Walk the Curve is a site-specific public art project created by artists Ayelen Peressini and Inês Teles in collaboration with Évora City Council.
Ayelen Peressini develops a transdisciplinary practice moving in the frontiers of art, design and architecture. In her work, she explores material gestures, forms and spaces in an attempt to create new structures that would allow us to think and re-design the surroundings. With a strong focus on materiality, she creates unique pieces, installations and spatial designs for public and private contexts.
Inês Teles has a strong interest in process, materiality and transformation. Her work is filled with time consuming processes, frequently with a simultaneous sense of density and absence, pursuing a desire to achieve reduction through the act of accumulation. Although her education and artistic practice is rooted in painting, it has expanded into other fields. Painting as a place of dialogue with the surface, as a relationship between figure and background, visibility and invisibility, also began to include questions related to the reading of objects in space.
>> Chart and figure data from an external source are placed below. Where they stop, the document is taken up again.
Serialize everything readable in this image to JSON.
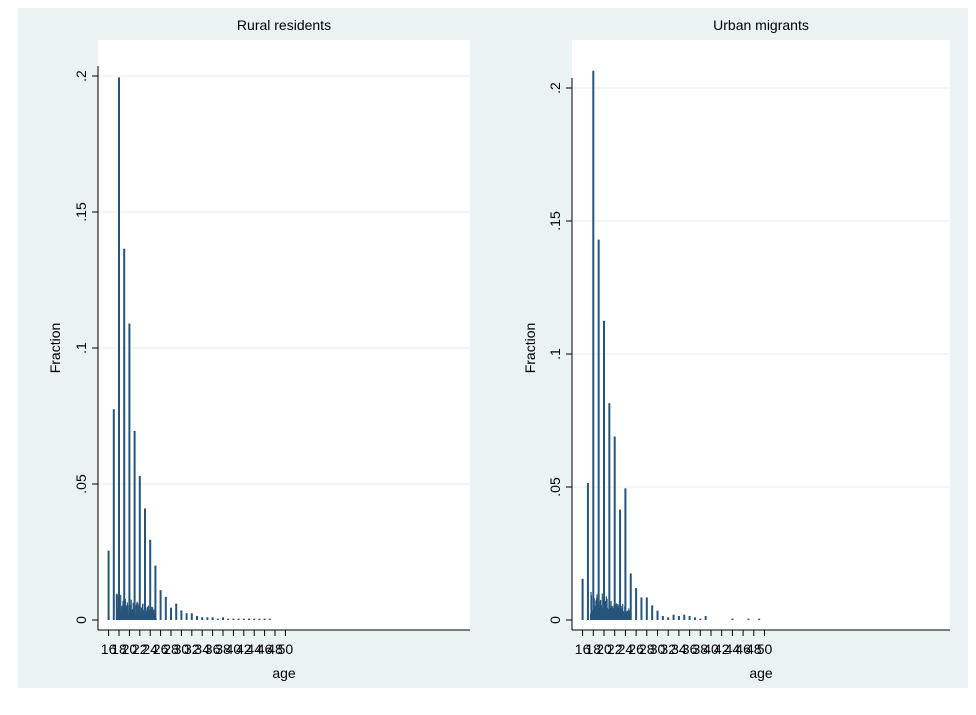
{
  "chart_data": [
    {
      "type": "bar",
      "title": "Rural residents",
      "xlabel": "age",
      "ylabel": "Fraction",
      "xlim": [
        15,
        51
      ],
      "ylim": [
        0,
        0.2
      ],
      "x_ticks": [
        "16",
        "18",
        "20",
        "22",
        "24",
        "26",
        "28",
        "30",
        "32",
        "34",
        "36",
        "38",
        "40",
        "42",
        "44",
        "46",
        "48",
        "50"
      ],
      "y_ticks": [
        "0",
        ".05",
        ".1",
        ".15",
        ".2"
      ],
      "grid": true,
      "bars_x": [
        16,
        17,
        18,
        19,
        20,
        21,
        22,
        23,
        24,
        25,
        26,
        27,
        28,
        29,
        30,
        31,
        32,
        33,
        34,
        35,
        36,
        37,
        38,
        39,
        40,
        41,
        42,
        43,
        44,
        45,
        46,
        47
      ],
      "bars_y": [
        0.0255,
        0.0775,
        0.1995,
        0.1365,
        0.109,
        0.0695,
        0.053,
        0.041,
        0.0295,
        0.02,
        0.011,
        0.0085,
        0.0045,
        0.006,
        0.0035,
        0.0025,
        0.0025,
        0.0015,
        0.001,
        0.001,
        0.001,
        0.0005,
        0.001,
        0.0005,
        0.0005,
        0.0005,
        0.0005,
        0.0005,
        0.0005,
        0.0005,
        0.0005,
        0.0005
      ],
      "cluster": {
        "from": 17.5,
        "to": 25.2,
        "max": 0.0105
      }
    },
    {
      "type": "bar",
      "title": "Urban migrants",
      "xlabel": "age",
      "ylabel": "Fraction",
      "xlim": [
        15,
        51
      ],
      "ylim": [
        0,
        0.2
      ],
      "x_ticks": [
        "16",
        "18",
        "20",
        "22",
        "24",
        "26",
        "28",
        "30",
        "32",
        "34",
        "36",
        "38",
        "40",
        "42",
        "44",
        "46",
        "48",
        "50"
      ],
      "y_ticks": [
        "0",
        ".05",
        ".1",
        ".15",
        ".2"
      ],
      "grid": true,
      "bars_x": [
        16,
        17,
        18,
        19,
        20,
        21,
        22,
        23,
        24,
        25,
        26,
        27,
        28,
        29,
        30,
        31,
        32,
        33,
        34,
        35,
        36,
        37,
        38,
        39,
        44,
        47,
        49
      ],
      "bars_y": [
        0.0155,
        0.0515,
        0.2065,
        0.143,
        0.1125,
        0.0815,
        0.069,
        0.0415,
        0.0495,
        0.0175,
        0.012,
        0.0085,
        0.0085,
        0.0055,
        0.0035,
        0.0015,
        0.001,
        0.002,
        0.0015,
        0.002,
        0.0015,
        0.001,
        0.0005,
        0.0015,
        0.0005,
        0.0005,
        0.0005
      ],
      "cluster": {
        "from": 17.5,
        "to": 24.8,
        "max": 0.0125
      }
    }
  ],
  "colors": {
    "bar": "#26557c",
    "outer": "#eaf2f3",
    "plot": "#ffffff",
    "grid": "#e6eef0"
  }
}
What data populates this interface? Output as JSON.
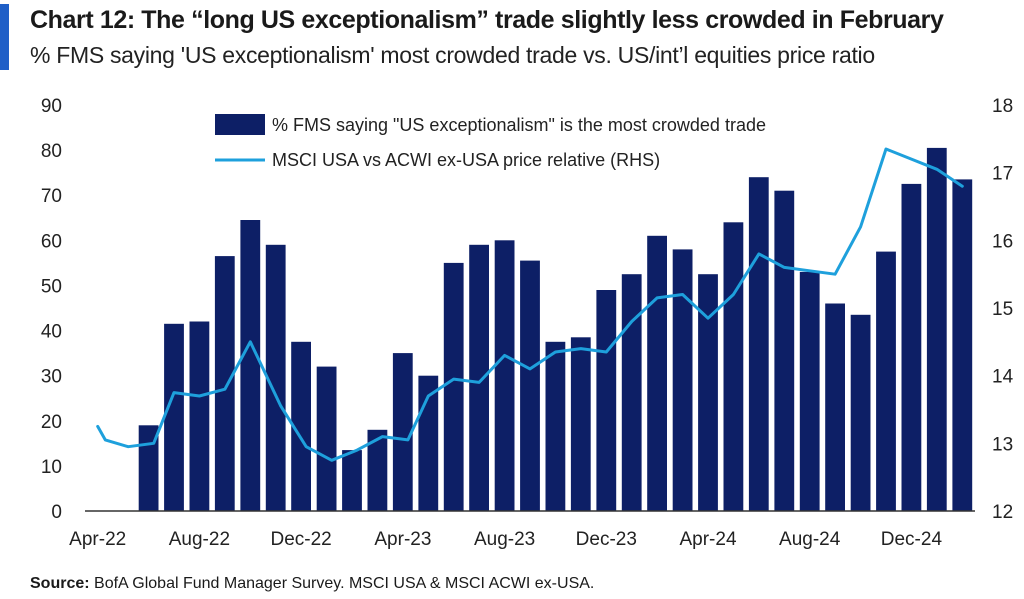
{
  "header": {
    "title": "Chart 12: The “long US exceptionalism” trade slightly less crowded in February",
    "subtitle": "% FMS saying 'US exceptionalism' most crowded trade vs. US/int’l equities price ratio"
  },
  "footer": {
    "source_label": "Source:",
    "source_text": " BofA Global Fund Manager Survey. MSCI USA & MSCI ACWI ex-USA."
  },
  "colors": {
    "accent": "#1f5fc7",
    "bar": "#0d1f66",
    "line": "#1ea0dc"
  },
  "chart_data": {
    "type": "bar",
    "months": [
      "Apr-22",
      "May-22",
      "Jun-22",
      "Jul-22",
      "Aug-22",
      "Sep-22",
      "Oct-22",
      "Nov-22",
      "Dec-22",
      "Jan-23",
      "Feb-23",
      "Mar-23",
      "Apr-23",
      "May-23",
      "Jun-23",
      "Jul-23",
      "Aug-23",
      "Sep-23",
      "Oct-23",
      "Nov-23",
      "Dec-23",
      "Jan-24",
      "Feb-24",
      "Mar-24",
      "Apr-24",
      "May-24",
      "Jun-24",
      "Jul-24",
      "Aug-24",
      "Sep-24",
      "Oct-24",
      "Nov-24",
      "Dec-24",
      "Jan-25",
      "Feb-25"
    ],
    "x_tick_labels": [
      "Apr-22",
      "Aug-22",
      "Dec-22",
      "Apr-23",
      "Aug-23",
      "Dec-23",
      "Apr-24",
      "Aug-24",
      "Dec-24"
    ],
    "y_left": {
      "ticks": [
        0,
        10,
        20,
        30,
        40,
        50,
        60,
        70,
        80,
        90
      ],
      "ylim": [
        0,
        90
      ]
    },
    "y_right": {
      "ticks": [
        12,
        13,
        14,
        15,
        16,
        17,
        18
      ],
      "ylim": [
        12,
        18
      ]
    },
    "legend_position": "top-center",
    "series": [
      {
        "name": "% FMS saying \"US exceptionalism\" is the most crowded trade",
        "type": "bar",
        "axis": "left",
        "values": [
          null,
          null,
          19,
          41.5,
          42,
          56.5,
          64.5,
          59,
          37.5,
          32,
          13.5,
          18,
          35,
          30,
          55,
          59,
          60,
          55.5,
          37.5,
          38.5,
          49,
          52.5,
          61,
          58,
          52.5,
          64,
          74,
          71,
          53,
          46,
          43.5,
          57.5,
          72.5,
          80.5,
          73.5
        ]
      },
      {
        "name": "MSCI USA vs ACWI ex-USA price relative (RHS)",
        "type": "line",
        "axis": "right",
        "points": [
          [
            0,
            13.25
          ],
          [
            0.3,
            13.05
          ],
          [
            1.2,
            12.95
          ],
          [
            2.2,
            13.0
          ],
          [
            3,
            13.75
          ],
          [
            4,
            13.7
          ],
          [
            5,
            13.8
          ],
          [
            6,
            14.5
          ],
          [
            7.2,
            13.55
          ],
          [
            8.2,
            12.95
          ],
          [
            9.2,
            12.75
          ],
          [
            10.2,
            12.9
          ],
          [
            11.2,
            13.1
          ],
          [
            12.2,
            13.05
          ],
          [
            13,
            13.7
          ],
          [
            14,
            13.95
          ],
          [
            15,
            13.9
          ],
          [
            16,
            14.3
          ],
          [
            17,
            14.1
          ],
          [
            18,
            14.35
          ],
          [
            19,
            14.4
          ],
          [
            20,
            14.35
          ],
          [
            21,
            14.8
          ],
          [
            22,
            15.15
          ],
          [
            23,
            15.2
          ],
          [
            24,
            14.85
          ],
          [
            25,
            15.2
          ],
          [
            26,
            15.8
          ],
          [
            27,
            15.6
          ],
          [
            28,
            15.55
          ],
          [
            29,
            15.5
          ],
          [
            30,
            16.2
          ],
          [
            31,
            17.35
          ],
          [
            32,
            17.2
          ],
          [
            33,
            17.05
          ],
          [
            34,
            16.8
          ]
        ]
      }
    ]
  }
}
Walk the Curve is a large-scale installation conceived for Alto de São Bento’s geosite. Out of collaboration comes the desire to create a piece for the public space: starting from a body of work that investigates the different materials and architectural construction processes of the Alentejo region.
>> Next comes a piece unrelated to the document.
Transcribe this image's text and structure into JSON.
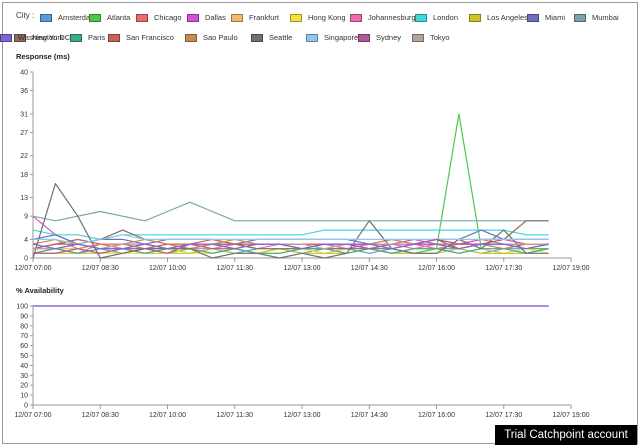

Also known as the city’s belvedere, Alto de São Bento is a place for contemplation. A viewpoint which establishes a distance from the city centre and, at night time, an infinitely greater distance given by the action of stargazing. In the act of observation and in line with the introspective nature of the site, a measurement comes along between the subject and the reality, between the subject and the universe.
This collaboration started from an investigation of the place, its historical, geophysical and environmental aspects and aims to create an articulation between the architecture and the rural landscape, using a variety of materials including metal, wood, mud and ceramic. In an attempt to reveal the different levels of construction, soil and matter, this intervention has several reading times, expressed through several layers that demand interrogation through the act of walking. As Richard Serra already declared “walking is measuring”.
This year, in further addition to the project, a bilingual publication will be produced, containing not only texts from several authors, such as Raquel Guerra, João Rolaça and Tânia Teixeira, but also photographic and documentary images that illustrate the various construction stages.